Une situation dramatique aggravée par la rareté du carburant et des médicaments bloqués par l’entité sioniste, mais aussi par les opérations de bombardement des infrastructures de santé, qui ont mis hors-service plus d’une trentaine d’hôpitaux depuis le 7 octobre dernier.
Selon l’Unrwa, sur les 84 000 personnes nouvellement déplacées, 10 600 ont trouvé refuge dans 27 endroits, dont des écoles de l’agence onusienne, où des points de santé provisoires sont disponibles et sont de plus en plus sollicités pour faire face à la demande, alors que les raids israéliens continuent à les prendre pour cibles.
«De nombreuses personnes ont perdu des membres de leur famille. Les femmes enceintes et les personnes handicapées sont parmi les plus vulnérables, car elles ne peuvent pas se déplacer facilement lors des déplacements forcés, et les milliers d’enfants non accompagnés et séparés de leur famille suscitent une grande inquiétude», a déclaré un responsable de l’Office onusien de coordination des affaires humanitaires (Ocha).

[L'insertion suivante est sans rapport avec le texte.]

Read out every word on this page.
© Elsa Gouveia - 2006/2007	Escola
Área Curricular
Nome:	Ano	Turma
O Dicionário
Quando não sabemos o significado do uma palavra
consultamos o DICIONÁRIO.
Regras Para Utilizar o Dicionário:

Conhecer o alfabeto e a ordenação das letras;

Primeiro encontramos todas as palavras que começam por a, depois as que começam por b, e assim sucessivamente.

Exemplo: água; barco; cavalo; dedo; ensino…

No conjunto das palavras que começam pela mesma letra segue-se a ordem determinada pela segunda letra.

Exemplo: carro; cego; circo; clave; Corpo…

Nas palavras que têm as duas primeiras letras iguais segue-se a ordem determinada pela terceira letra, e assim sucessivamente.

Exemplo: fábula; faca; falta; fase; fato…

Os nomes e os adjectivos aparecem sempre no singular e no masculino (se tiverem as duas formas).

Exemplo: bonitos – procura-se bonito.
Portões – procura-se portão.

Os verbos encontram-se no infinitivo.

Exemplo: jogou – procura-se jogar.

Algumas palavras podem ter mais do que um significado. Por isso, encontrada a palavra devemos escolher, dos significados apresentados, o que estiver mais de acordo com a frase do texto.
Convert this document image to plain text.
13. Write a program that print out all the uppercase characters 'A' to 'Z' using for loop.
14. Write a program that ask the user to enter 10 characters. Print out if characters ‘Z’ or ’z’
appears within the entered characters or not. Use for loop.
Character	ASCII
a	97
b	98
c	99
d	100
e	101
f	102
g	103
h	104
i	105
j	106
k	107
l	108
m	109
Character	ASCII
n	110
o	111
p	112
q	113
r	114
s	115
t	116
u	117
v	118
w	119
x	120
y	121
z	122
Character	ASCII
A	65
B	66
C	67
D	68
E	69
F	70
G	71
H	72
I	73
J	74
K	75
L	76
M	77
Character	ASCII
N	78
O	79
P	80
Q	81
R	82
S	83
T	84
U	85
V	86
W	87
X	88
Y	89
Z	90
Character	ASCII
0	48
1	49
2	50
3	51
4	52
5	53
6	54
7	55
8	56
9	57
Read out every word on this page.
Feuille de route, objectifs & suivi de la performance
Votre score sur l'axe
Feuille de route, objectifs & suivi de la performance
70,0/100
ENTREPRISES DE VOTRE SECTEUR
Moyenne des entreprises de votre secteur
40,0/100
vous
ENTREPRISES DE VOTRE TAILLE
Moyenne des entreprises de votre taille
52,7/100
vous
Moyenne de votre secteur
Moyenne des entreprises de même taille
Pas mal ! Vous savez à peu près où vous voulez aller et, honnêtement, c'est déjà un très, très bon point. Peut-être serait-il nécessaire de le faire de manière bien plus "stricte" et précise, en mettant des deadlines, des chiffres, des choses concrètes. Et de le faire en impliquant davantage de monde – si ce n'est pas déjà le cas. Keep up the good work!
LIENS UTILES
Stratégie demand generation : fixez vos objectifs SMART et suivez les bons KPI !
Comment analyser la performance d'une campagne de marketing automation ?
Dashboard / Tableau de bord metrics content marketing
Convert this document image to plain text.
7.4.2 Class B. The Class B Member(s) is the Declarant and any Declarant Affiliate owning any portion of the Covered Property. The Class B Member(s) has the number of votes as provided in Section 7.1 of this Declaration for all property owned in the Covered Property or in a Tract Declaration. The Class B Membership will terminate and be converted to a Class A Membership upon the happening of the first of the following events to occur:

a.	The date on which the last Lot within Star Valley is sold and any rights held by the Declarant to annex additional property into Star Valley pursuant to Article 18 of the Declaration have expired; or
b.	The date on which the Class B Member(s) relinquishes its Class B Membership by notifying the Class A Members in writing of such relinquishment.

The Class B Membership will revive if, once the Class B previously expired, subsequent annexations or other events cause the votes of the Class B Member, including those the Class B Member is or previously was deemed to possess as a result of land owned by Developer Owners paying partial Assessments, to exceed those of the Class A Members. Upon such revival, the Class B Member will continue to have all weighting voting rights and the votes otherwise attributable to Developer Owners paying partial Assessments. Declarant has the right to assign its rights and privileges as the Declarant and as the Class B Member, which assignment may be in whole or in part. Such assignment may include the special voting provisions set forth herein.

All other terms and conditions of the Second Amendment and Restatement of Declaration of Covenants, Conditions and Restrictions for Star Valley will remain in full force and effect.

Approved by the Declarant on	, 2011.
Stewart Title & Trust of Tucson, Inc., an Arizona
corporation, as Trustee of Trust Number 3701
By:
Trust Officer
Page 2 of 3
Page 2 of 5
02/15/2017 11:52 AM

Et d'ajouter cependant qu’«il devient presque impossible pour l’ONU de fournir une quelconque réponse en raison du siège imposé par Israël, du manque de carburant, du manque de fournitures d’aide, du manque de sécurité et de toutes les difficultés pour notre personnel, qui lutte lui-même pour survivre pendant cette guerre». Et de relever que «depuis l’invasion de Rafah et les vastes opérations militaires dans le Sud, les zones sud de Ghaza sont désormais semblables aux scènes apocalyptiques du nord et de la ville».